- Stanley Location within New Mexico Stanley Location within the United States
- Coordinates: 35°09′08″N 105°59′37″W﻿ / ﻿35.15222°N 105.99361°W
- Country: United States
- State: New Mexico
- County: Santa Fe

Area
- • Total: 6.17 sq mi (15.99 km^{2})
- • Land: 6.17 sq mi (15.99 km^{2})
- • Water: 0 sq mi (0.00 km^{2})
- Elevation: 6,345 ft (1,934 m)

Population (2020)
- • Total: 108
- • Density: 17.5/sq mi (6.75/km^{2})
- Time zone: UTC-7 (Mountain (MST))
- • Summer (DST): UTC-6 (CDT)
- ZIP code: 87056
- Area code: 505
- FIPS code: 35-75010
- GNIS ID: 2806768

= Stanley, New Mexico =

Unincorporated community in New Mexico, United States

Stanley is an unincorporated community in Santa Fe County, New Mexico, United States. As of the 2020 census, Stanley had a population of 108. The ZIP code is 87056.
==Geography==
===Climate===
Climate type occurs primarily on the periphery of the true deserts in low-latitude semiarid steppe regions. The Köppen Climate Classification sub-type for this climate is BSk (Tropical and Subtropical Steppe Climate).

Climate data for Stanley, New Mexico
| Month | Jan | Feb | Mar | Apr | May | Jun | Jul | Aug | Sep | Oct | Nov | Dec | Year |
| Mean daily maximum °F (°C) | 43 (6) | 49 (9) | 56 (13) | 65 (18) | 75 (24) | 84 (29) | 87 (31) | 84 (29) | 78 (26) | 68 (20) | 54 (12) | 45 (7) | 66 (19) |
| Mean daily minimum °F (°C) | 16 (−9) | 20 (−7) | 24 (−4) | 31 (−1) | 40 (4) | 48 (9) | 54 (12) | 52 (11) | 45 (7) | 34 (1) | 23 (−5) | 16 (−9) | 34 (1) |
| Average precipitation inches (mm) | 0.4 (10) | 0.4 (10) | 0.5 (13) | 0.5 (13) | 1 (25) | 1.2 (30) | 2.2 (56) | 2.2 (56) | 1.5 (38) | 1.2 (30) | 0.5 (13) | 0.5 (13) | 12.1 (310) |
Source: Weatherbase

==Demographics==

Historical population
| Census | Pop. | Note | %± |
| 2020 | 108 |  | — |
U.S. Decennial Census

==Education==
Stanley is in the Moriarty Municipal Schools district.

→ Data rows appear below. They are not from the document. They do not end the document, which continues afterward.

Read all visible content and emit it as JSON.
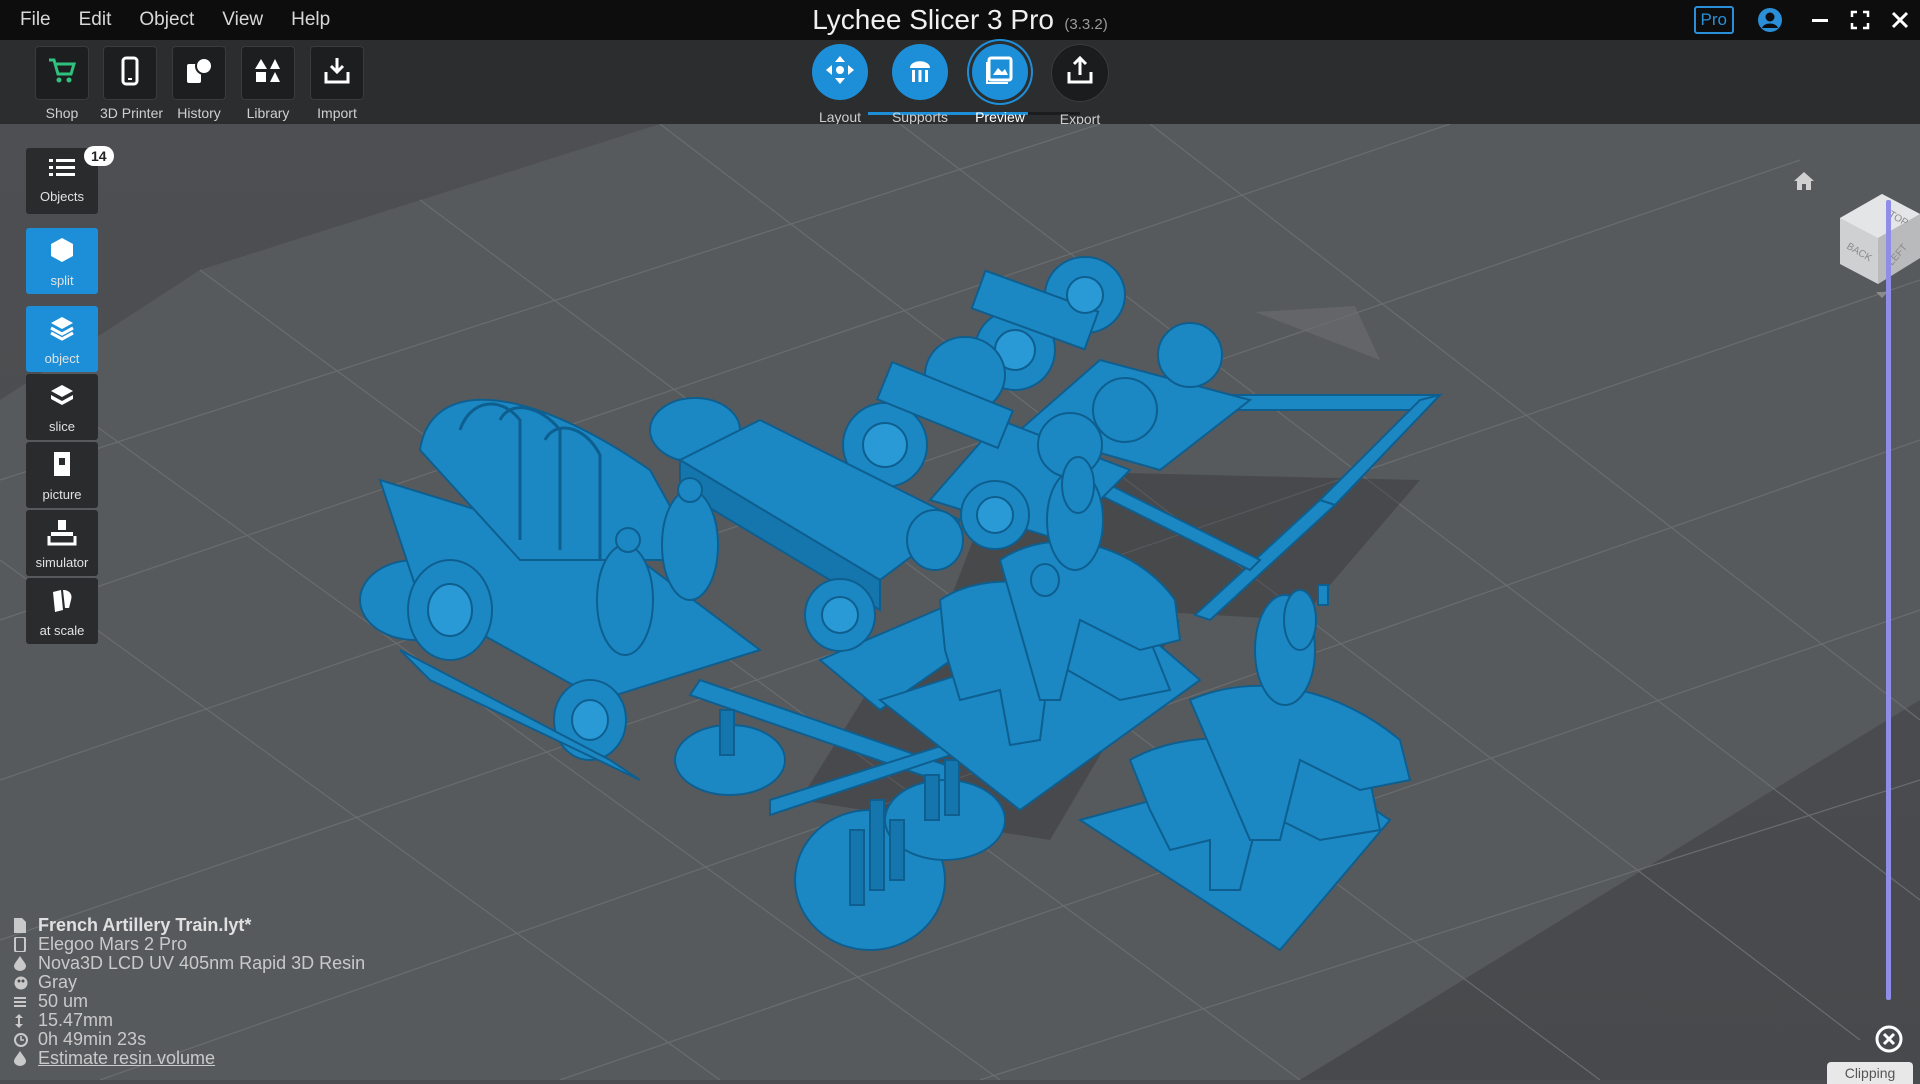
{
  "menu": [
    "File",
    "Edit",
    "Object",
    "View",
    "Help"
  ],
  "app": {
    "title": "Lychee Slicer 3 Pro",
    "version": "(3.3.2)",
    "pro_badge": "Pro"
  },
  "toolbar": {
    "tools": [
      {
        "label": "Shop",
        "icon": "cart-icon"
      },
      {
        "label": "3D Printer",
        "icon": "phone-printer-icon"
      },
      {
        "label": "History",
        "icon": "history-icon"
      },
      {
        "label": "Library",
        "icon": "library-icon"
      },
      {
        "label": "Import",
        "icon": "import-icon"
      }
    ],
    "steps": [
      {
        "label": "Layout",
        "icon": "move-arrows-icon"
      },
      {
        "label": "Supports",
        "icon": "supports-icon"
      },
      {
        "label": "Preview",
        "icon": "preview-icon",
        "active": true
      },
      {
        "label": "Export",
        "icon": "export-icon"
      }
    ]
  },
  "sidebar": {
    "objects_label": "Objects",
    "objects_count": "14",
    "items": [
      {
        "label": "split",
        "icon": "hexagon-icon",
        "active": true
      },
      {
        "label": "object",
        "icon": "layers-icon",
        "active": true
      },
      {
        "label": "slice",
        "icon": "slice-icon",
        "active": false
      },
      {
        "label": "picture",
        "icon": "picture-icon",
        "active": false
      },
      {
        "label": "simulator",
        "icon": "simulator-icon",
        "active": false
      },
      {
        "label": "at scale",
        "icon": "at-scale-icon",
        "active": false
      }
    ]
  },
  "info": {
    "file": "French Artillery Train.lyt*",
    "printer": "Elegoo Mars 2 Pro",
    "resin": "Nova3D LCD UV 405nm Rapid 3D Resin",
    "color": "Gray",
    "layer": "50 um",
    "height": "15.47mm",
    "time": "0h 49min 23s",
    "estimate_link": "Estimate resin volume"
  },
  "view_cube": {
    "faces": [
      "TOP",
      "BACK",
      "LEFT"
    ]
  },
  "clipping_label": "Clipping",
  "colors": {
    "accent": "#1d8fd8",
    "model": "#1b88c4",
    "background": "#4a4c4f"
  }
}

It was formerly in the Santa Fe School District, which operated a school in Stanley, which in 1962 had 150 students. In 1962 that district's school board approved a plan to have the district moved to Moriarty Municipal Schools. The superintendent of the Santa Fe district advocated for closing the Stanley School because of the following reasons: was in close proximity to the one of Moriarty, that it would not be viable as an elementary only school if only the high school were closed, the poor physical state of the building and it was not meeting the academic benchmarks set by the state government of New Mexico.

==Notable people==
- Alan Ebnother, artist
- Jeffrey Epstein, financier, convicted sex offender, owned a rural compound located approximately eight miles north of Stanley
- Alice King, former First Lady of New Mexico
- Bruce King, 23rd, 25th and 28th Governor of New Mexico
- David King, 25th Treasurer of New Mexico
- Gary King, 30th Attorney General of New Mexico and son of Bruce King

==Popular culture==
On January 18, 1975, Stanley was referenced in Hee Haw.